Upgrading Linux 5.15 LTS To Linux 6.1 Can Yield Additional Performance For AMD EPYC "Milan" Servers

Written by Michael Larabel in Software on 13 December 2022 at 01:30 PM EST. Page 1 of 5. 5 Comments.

Released on Sunday was Linux 6.1 and in addition to having many new features making it all the more exciting is that it's expected to be this year's Long-Term Support (LTS) kernel release. As such it will see widespread adoption particularly among servers and much interest from the hyperscalers. For those weighing an upgrade from last year's Linux 5.15 LTS kernel, Linux 6.1 with initial testing on an AMD EPYC Milan-X 2P server has shown a nice speed bump is possible across a wide-range of workloads.

Linux 5.15 is the Long Term Support kernel of 2021. Linux 5.15 is expected to be maintained for at least another year through October 2023, but could be extended to six years or more like Linux 5.10, 5.4, 4.19, etc. Whether Linux 5.15 LTS is extended past October 2023 all comes down to usage and commitments from organizations planning to use the kernel in production deployments. With time we'll see similarly whether Linux 6.1 LTS is maintained for just two years or ends up being for 6+ years. Greg Kroah-Hartman typically picks the last kernel series of each calendar year to serve as that year's LTS version.

Given that many enterprises stick to the Linux LTS kernel versions, I ran some benchmarks on an AMD EPYC 7773X 2P server for seeing the performance differences across the past several Long Term Support series. Tested for today's comparison is the LTS branches of Linux 5.4 (5.4.224), Linux 5.10 (5.10.130), Linux 5.15 (5.15.81), and Linux 6.1 (Git snapshot from this past weekend).

These kernels were obtained from the Ubuntu Mainline Kernel PPA for easy reproducing and tested on the same server, which was a dual AMD EPYC 7773X (Milan-X) configuration with AMD's Daytona reference platform, 512GB of RAM, and 800GB Intel Optane P5800X (SSDPF21Q800GB) NVMe solid-state drive. The tests and hardware were kept the same and the only change being swapping out the Linux kernel in use.

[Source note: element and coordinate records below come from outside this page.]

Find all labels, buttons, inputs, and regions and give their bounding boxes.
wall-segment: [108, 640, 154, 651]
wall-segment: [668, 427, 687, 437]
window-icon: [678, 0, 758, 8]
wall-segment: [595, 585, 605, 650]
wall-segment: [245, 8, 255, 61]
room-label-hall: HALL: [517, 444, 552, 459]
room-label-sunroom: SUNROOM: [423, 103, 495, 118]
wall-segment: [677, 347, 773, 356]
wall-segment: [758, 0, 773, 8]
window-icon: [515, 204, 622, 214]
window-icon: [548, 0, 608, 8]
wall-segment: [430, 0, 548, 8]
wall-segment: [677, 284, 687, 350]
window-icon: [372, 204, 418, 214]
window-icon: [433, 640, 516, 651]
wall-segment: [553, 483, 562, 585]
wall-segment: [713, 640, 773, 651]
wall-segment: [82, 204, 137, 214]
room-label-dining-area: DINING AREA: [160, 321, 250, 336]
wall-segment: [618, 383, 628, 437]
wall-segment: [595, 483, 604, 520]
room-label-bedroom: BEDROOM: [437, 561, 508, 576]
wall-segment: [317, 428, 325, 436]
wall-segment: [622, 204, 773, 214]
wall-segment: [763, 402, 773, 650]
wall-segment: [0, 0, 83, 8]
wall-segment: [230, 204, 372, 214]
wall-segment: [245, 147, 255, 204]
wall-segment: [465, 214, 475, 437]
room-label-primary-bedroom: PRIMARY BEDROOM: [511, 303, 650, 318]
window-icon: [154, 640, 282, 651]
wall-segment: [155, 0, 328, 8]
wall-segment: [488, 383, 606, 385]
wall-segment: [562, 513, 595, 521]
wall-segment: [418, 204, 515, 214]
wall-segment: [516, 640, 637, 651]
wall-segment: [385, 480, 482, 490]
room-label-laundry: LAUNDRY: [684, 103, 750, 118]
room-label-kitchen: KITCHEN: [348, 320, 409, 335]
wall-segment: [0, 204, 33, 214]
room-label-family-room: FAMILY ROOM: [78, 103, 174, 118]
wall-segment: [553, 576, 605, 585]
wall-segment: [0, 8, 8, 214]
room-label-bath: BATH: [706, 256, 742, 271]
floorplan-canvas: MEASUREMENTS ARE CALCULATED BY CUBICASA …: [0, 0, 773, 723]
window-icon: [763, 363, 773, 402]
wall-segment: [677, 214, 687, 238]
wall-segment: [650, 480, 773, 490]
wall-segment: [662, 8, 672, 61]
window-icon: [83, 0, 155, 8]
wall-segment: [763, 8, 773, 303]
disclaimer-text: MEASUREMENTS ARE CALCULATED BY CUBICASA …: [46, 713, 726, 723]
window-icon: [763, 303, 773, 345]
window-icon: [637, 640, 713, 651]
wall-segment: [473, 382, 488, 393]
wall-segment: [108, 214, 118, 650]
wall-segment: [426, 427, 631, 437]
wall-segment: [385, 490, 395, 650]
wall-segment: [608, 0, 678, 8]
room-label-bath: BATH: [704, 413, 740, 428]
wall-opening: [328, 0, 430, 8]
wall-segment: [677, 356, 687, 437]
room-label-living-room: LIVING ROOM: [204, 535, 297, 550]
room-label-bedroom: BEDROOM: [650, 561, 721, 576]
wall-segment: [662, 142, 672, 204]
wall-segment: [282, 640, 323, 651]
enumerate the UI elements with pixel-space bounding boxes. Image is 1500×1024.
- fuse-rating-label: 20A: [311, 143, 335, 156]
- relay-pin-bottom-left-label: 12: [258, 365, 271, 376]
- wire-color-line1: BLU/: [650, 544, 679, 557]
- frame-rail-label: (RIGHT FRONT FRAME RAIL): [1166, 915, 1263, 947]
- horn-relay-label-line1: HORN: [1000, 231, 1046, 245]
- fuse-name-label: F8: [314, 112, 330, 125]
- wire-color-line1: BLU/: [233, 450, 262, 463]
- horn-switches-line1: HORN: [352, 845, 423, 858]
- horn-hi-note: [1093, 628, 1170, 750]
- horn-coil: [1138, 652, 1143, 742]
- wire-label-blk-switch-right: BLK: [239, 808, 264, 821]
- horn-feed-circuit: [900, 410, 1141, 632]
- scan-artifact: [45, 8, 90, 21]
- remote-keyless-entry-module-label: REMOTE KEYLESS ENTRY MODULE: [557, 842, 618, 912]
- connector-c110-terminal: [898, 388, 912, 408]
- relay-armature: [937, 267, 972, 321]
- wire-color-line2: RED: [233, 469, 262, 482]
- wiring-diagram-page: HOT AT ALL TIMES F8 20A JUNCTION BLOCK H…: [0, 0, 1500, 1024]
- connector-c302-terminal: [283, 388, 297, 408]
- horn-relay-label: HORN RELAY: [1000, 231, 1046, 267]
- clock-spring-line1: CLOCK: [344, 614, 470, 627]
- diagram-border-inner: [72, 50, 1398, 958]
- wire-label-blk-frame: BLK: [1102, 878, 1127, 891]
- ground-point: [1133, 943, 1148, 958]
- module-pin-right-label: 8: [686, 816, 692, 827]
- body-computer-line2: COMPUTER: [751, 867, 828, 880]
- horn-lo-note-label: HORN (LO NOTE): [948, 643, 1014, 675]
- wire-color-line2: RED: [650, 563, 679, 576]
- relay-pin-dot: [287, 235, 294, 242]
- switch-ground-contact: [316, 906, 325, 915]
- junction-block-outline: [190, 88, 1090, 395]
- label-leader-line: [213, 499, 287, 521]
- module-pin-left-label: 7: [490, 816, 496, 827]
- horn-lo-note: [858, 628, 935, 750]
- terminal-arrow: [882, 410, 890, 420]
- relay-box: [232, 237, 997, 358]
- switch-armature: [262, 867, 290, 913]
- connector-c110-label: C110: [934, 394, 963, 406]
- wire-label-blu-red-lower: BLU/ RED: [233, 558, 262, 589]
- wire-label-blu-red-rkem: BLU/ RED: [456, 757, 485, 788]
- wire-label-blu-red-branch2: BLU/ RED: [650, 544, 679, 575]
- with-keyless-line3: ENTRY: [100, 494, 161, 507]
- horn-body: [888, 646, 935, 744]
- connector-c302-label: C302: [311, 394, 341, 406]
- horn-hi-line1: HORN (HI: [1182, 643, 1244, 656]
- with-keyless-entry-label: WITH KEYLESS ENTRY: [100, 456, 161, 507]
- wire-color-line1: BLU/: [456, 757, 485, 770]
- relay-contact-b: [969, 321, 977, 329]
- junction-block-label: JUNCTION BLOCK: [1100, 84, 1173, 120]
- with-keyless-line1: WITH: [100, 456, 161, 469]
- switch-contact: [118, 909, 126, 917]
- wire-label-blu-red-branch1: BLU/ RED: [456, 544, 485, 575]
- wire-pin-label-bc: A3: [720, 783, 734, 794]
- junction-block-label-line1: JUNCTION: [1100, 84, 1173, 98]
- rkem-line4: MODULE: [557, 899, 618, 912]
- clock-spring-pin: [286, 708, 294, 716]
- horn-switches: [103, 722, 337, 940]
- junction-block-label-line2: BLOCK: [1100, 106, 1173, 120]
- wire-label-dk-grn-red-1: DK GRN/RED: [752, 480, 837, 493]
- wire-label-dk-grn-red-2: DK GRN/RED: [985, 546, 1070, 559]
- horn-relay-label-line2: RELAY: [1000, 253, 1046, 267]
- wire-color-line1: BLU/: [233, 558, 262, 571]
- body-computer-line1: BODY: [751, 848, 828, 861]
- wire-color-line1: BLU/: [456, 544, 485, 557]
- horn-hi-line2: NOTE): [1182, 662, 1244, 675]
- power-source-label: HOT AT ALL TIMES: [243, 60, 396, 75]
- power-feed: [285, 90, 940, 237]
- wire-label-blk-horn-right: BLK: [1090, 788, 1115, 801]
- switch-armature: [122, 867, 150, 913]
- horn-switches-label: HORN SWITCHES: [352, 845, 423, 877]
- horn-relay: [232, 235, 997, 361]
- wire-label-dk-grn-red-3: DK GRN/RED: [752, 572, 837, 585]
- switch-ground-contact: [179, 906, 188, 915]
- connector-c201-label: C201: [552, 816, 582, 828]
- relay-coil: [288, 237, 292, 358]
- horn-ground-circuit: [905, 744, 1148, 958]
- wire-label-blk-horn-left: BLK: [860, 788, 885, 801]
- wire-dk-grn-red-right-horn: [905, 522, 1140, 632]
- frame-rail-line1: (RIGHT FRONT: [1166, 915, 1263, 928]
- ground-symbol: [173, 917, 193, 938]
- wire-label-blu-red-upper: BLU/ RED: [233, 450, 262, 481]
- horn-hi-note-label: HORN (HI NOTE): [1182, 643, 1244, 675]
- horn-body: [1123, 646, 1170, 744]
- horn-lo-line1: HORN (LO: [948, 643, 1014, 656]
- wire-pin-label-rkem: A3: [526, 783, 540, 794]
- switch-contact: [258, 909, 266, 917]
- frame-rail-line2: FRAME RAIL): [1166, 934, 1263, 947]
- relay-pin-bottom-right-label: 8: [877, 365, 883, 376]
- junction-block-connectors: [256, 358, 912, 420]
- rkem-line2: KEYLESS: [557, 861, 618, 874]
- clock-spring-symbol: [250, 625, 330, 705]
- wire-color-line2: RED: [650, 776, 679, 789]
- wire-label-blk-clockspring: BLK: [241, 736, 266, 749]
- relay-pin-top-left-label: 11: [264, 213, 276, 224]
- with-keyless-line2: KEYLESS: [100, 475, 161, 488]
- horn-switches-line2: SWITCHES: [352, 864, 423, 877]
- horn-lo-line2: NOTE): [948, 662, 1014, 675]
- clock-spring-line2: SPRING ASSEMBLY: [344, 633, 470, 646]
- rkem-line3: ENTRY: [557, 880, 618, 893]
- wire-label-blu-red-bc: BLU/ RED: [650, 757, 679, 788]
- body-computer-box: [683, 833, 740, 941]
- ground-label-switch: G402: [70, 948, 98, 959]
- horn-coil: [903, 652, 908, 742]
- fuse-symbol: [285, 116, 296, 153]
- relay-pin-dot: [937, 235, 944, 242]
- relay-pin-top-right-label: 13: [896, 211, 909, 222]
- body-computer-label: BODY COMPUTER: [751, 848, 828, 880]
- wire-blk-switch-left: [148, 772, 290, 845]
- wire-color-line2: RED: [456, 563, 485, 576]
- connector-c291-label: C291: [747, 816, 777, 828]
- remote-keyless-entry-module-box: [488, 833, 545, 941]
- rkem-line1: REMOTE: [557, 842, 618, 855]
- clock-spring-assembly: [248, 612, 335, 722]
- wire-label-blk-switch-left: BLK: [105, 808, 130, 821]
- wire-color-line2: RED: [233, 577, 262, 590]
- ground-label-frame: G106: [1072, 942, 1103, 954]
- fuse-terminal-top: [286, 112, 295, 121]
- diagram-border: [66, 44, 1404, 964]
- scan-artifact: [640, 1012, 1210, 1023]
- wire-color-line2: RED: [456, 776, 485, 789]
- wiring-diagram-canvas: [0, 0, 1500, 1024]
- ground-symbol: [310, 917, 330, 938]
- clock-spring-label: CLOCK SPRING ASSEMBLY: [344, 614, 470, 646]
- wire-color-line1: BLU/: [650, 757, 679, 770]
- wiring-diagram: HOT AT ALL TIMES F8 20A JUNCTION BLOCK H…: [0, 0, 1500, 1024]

A similar Linux LTS kernel comparison on Xeon Scalable "Ice Lake" hardware will be coming up in its own article shortly on Phoronix with this being a look at the AMD Milan(X) side. Milan-X was used rather than the latest AMD EPYC 9004 "Genoa" processors in order to maintain hardware support going back to the Linux 5.4 kernel release from late 2019.